I found out, that when I connect by debugger to the application, and starting to debug,
the connection to terracotta server is lost (?) and in the terracotta server logs next messages are appeared:
2012-03-30 13:45:06,758 [L2_L1:TCComm Main Selector Thread_R (listen
0.0.0.0:9510)] WARN com.tc.net.protocol.transport.ConnectionHealthChecker Impl. DSO Server
– 127.0.0.1:55112 might be in Long GC. GC count since last ping reply : 1 2012-03-30 13:45:27,761 [L2_L1:TCComm Main Selector Thread_R
(listen 0.0.0.0:9510)] WARN
com.tc.net.protocol.transport.ConnectionHealthChecker Impl. DSO Server
– 127.0.0.1:55112 might be in Long GC. GC count since last ping reply : 1 2012-03-30 13:45:31,761 [L2_L1:TCComm Main Selector Thread_R
(listen 0.0.0.0:9510)] WARN
com.tc.net.protocol.transport.ConnectionHealthChecker Impl. DSO Server
– 127.0.0.1:55112 might be in Long GC. GC count since last ping reply : 2
…
2012-03-30 13:46:37,768 [L2_L1:TCComm Main Selector Thread_R (listen
0.0.0.0:9510)] ERROR com.tc.net.protocol.transport.ConnectionHealthChecke rImpl. DSO Server
– 127.0.0.1:55112 might be in Long GC. GC count since last ping reply : 10. But its too long. No more retries 2012-03-30 13:46:38,768
[HealthChecker] INFO
com.tc.net.protocol.transport.ConnectionHealthCheckerImpl. DSO Server
– 127.0.0.1:55112 is DEAD 2012-03-30 13:46:38,768 [HealthChecker] ERROR com.tc.net.protocol.transport.ConnectionHealthCheckerImpl: DSO
Server – Declared connection dead
ConnectionID(1.0b1994ac80f14b7191080bdc3f38582a) idle time 45317ms
2012-03-30 13:46:38,768 [L2_L1:TCWorkerComm # 0_R] WARN
com.tc.net.protocol.transport.ServerMessageTransport –
ConnectionID(1.0b1994ac80f14b71 91080bdc3f38582a): CLOSE EVENT :
com.tc.net.core.TCConnectionJDK14@5158277: connected: false, closed:
true local=127.0.0.1:9510 remote=127.0.0 .1:55112 connect=[Fri Mar 30
13:34:22 BST 2012] idle=2001ms [207584 read, 229735 write]. STATUS :
DISCONNECTED
…
2012-03-30 13:46:38,799 [L2_L1:TCWorkerComm # 0_R] INFO
com.tc.objectserver.persistence.sleepycat.SleepycatPersistor – Deleted
client state fo r ChannelID=[1] 2012-03-30 13:46:38,801
[WorkerThread(channel_life_cycle_stage, 0)] INFO
com.tc.objectserver.handler.ChannelLifeCycleHandler – : Received tran
sport disconnect. Shutting down client ClientID[1] 2012-03-30
13:46:38,801 [WorkerThread(channel_life_cycle_stage, 0)] INFO
com.tc.objectserver.persistence.impl.TransactionStoreImpl – shutdownC
lient() : Removing txns from DB : 0
After this is happened, any operation with cache, like getWithLoader just doesn’t answer, until terracotta server won’t be restarted again.

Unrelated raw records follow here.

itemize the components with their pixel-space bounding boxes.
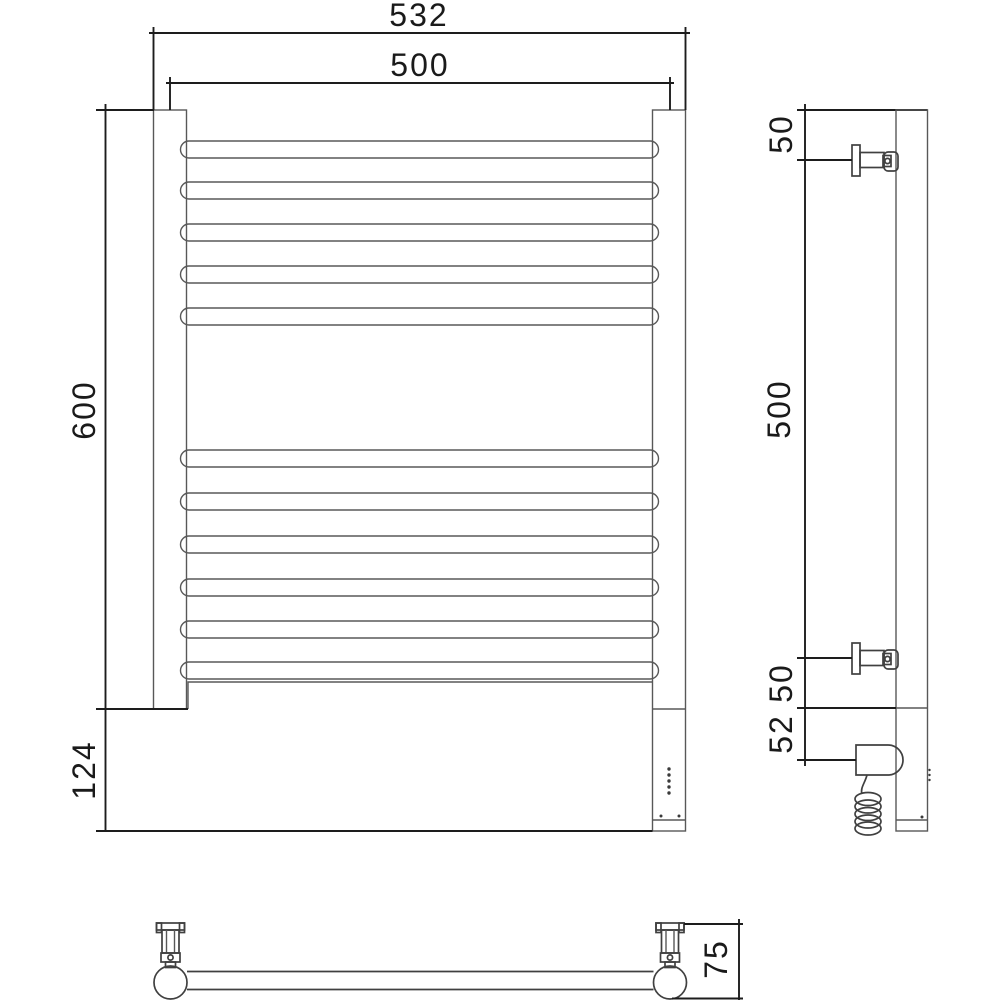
- towel-bar: [181, 141, 659, 158]
- led-edge-dot: [928, 769, 930, 771]
- side-panel: [896, 110, 928, 831]
- collar-screw: [168, 955, 173, 960]
- dim-element-offset-label: 52: [763, 714, 799, 754]
- led-indicator-dots: [667, 767, 670, 794]
- drawing-canvas: 532 500 600 124: [0, 0, 1000, 1000]
- coil-loop: [855, 800, 881, 813]
- bracket-screw: [885, 158, 890, 163]
- towel-bar: [181, 308, 659, 325]
- towel-bar: [181, 493, 659, 510]
- towel-bar: [181, 536, 659, 553]
- towel-bar: [181, 182, 659, 199]
- led-dot: [667, 785, 670, 788]
- bracket-screw: [885, 656, 890, 661]
- side-view: [797, 110, 931, 835]
- screw-dot: [678, 815, 681, 818]
- led-edge-dot: [928, 779, 930, 781]
- mounting-ball-left: [154, 966, 187, 999]
- wall-bracket-lower: [852, 643, 898, 674]
- led-dot: [667, 791, 670, 794]
- led-dot: [667, 773, 670, 776]
- power-cord: [862, 775, 867, 794]
- side-dimensions: 50 500 50 52: [761, 104, 896, 766]
- screw-dot: [660, 815, 663, 818]
- bottom-bracket-left: [154, 923, 187, 999]
- bracket-pin: [860, 153, 884, 168]
- dim-top-offset-label: 50: [763, 114, 799, 154]
- bottom-bracket-right: [654, 923, 687, 999]
- towel-bar: [181, 579, 659, 596]
- towel-bars-bottom-group: [181, 450, 659, 679]
- towel-bars-top-group: [181, 141, 659, 325]
- towel-bar: [181, 662, 659, 679]
- led-edge-dot: [928, 774, 930, 776]
- dim-rail-height-label: 600: [66, 380, 102, 439]
- dim-bottom-offset-label: 50: [763, 663, 799, 703]
- left-rail: [154, 110, 187, 709]
- flange-tab: [157, 923, 162, 933]
- towel-rail-technical-drawing: 532 500 600 124: [0, 0, 1000, 1000]
- led-dot: [667, 767, 670, 770]
- wall-bracket-upper: [852, 145, 898, 176]
- front-view: [106, 110, 686, 831]
- dim-overall-width-label: 532: [389, 0, 448, 33]
- power-cord-coil: [855, 793, 881, 836]
- bracket-flange: [852, 643, 860, 674]
- screw-dot: [921, 816, 924, 819]
- dim-housing-height-label: 124: [66, 740, 102, 799]
- coil-loop: [855, 793, 881, 806]
- front-dimensions: 532 500 600 124: [66, 0, 690, 831]
- led-dot: [667, 779, 670, 782]
- bracket-body: [662, 930, 679, 953]
- bracket-pin: [860, 651, 884, 666]
- mounting-ball-right: [654, 966, 687, 999]
- right-rail-column: [653, 110, 686, 831]
- bracket-body: [162, 930, 179, 953]
- bottom-view: [154, 923, 687, 999]
- towel-bar: [181, 266, 659, 283]
- towel-bar: [181, 621, 659, 638]
- towel-bar: [181, 450, 659, 467]
- bracket-flange: [852, 145, 860, 176]
- collar-screw: [667, 955, 672, 960]
- dim-tube-span-label: 500: [390, 47, 449, 83]
- dim-wall-depth-label: 75: [698, 939, 734, 979]
- towel-bar: [181, 224, 659, 241]
- bottom-dimensions: 75: [672, 919, 743, 1000]
- housing-top-edge: [188, 682, 653, 709]
- flange-tab: [679, 923, 684, 933]
- flange-tab: [656, 923, 661, 933]
- flange-tab: [180, 923, 185, 933]
- coil-loop: [855, 808, 881, 821]
- dim-bracket-spacing-label: 500: [761, 379, 797, 438]
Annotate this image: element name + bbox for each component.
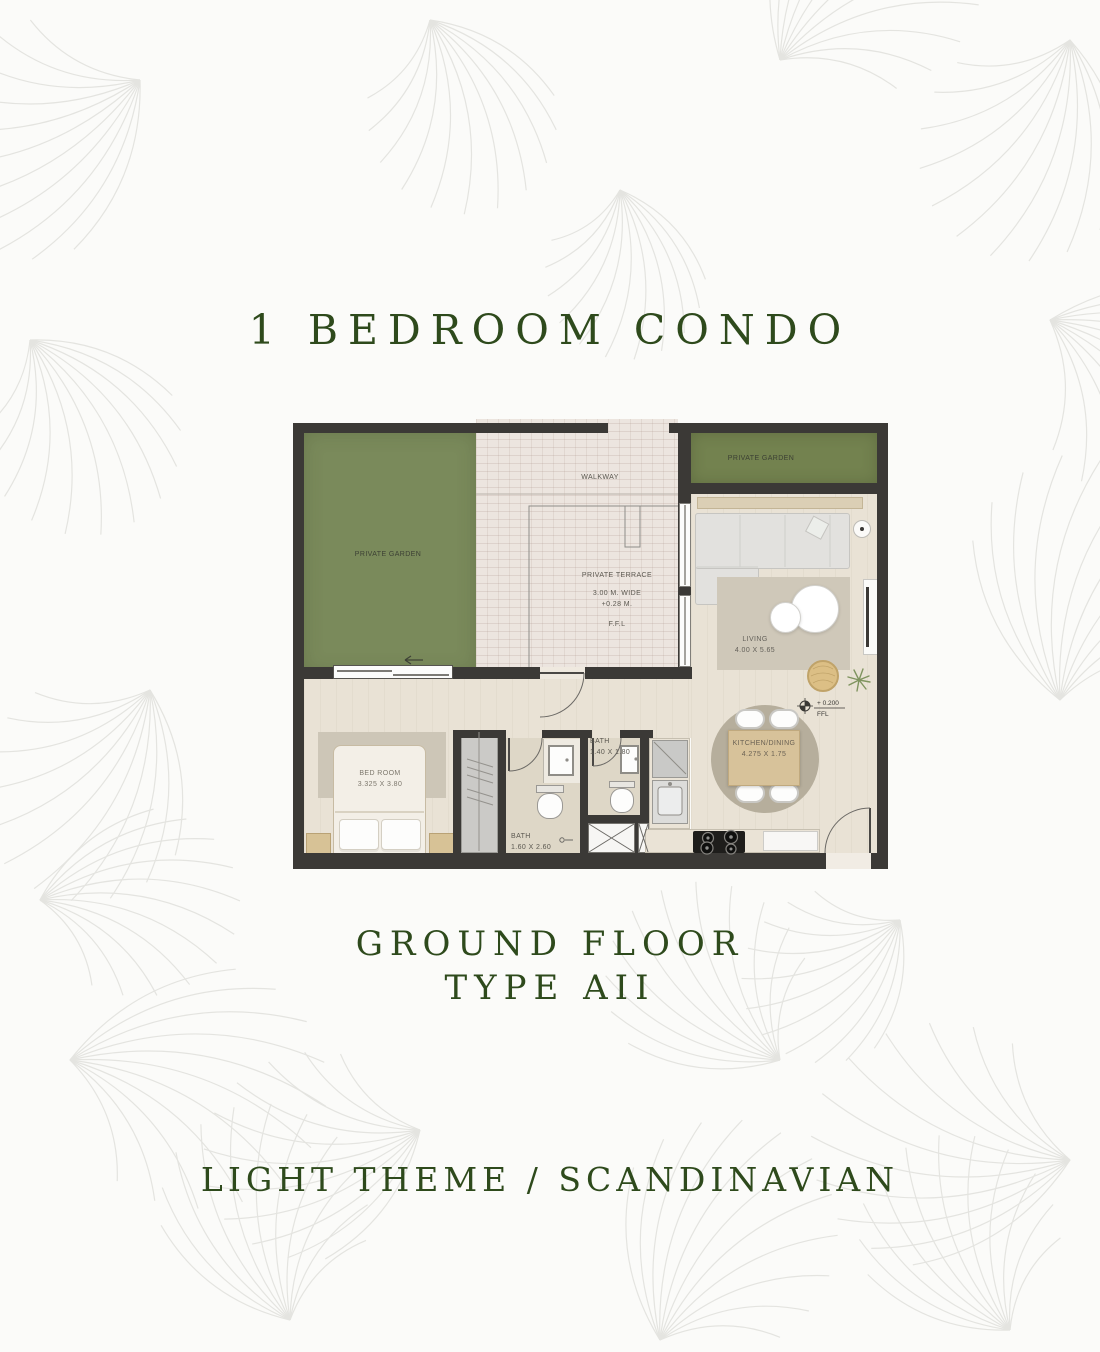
bath-small-dims: 1.40 X 1.80 <box>590 748 630 759</box>
coffee-table-small <box>770 602 801 633</box>
dining-chair <box>769 709 799 729</box>
stove-cooktop <box>693 831 745 853</box>
nightstand <box>306 833 331 854</box>
entrance-door-opening <box>826 853 871 869</box>
pendant-lamp-center <box>860 527 864 531</box>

Question: how can it be fixed/reconfigured? I assume, it can happen in production also (and actually sometimes happens) if for some (any) reason application will hang/staled/etc.
This is just to get you started.
TC connections betwee server and client are considered dead when the applicable HealthCheck fails. The default values for the HealthCheck assume a very stable and performant network. I recommend you familiarize yourself with the details and the calculations on
http://www.terracotta.org/documentation/3.5.2/terracotta-server-array/high-availability#85916
So typically you begin with
a) making sure your network doesn’t hiccup occasionally
b) setting the TC HealthCheck values a bit higher
If the problem persists I’d recommend posting directly on the TC forums (they’ll help you even if you only use the open-source edition, may take a few days to reply though.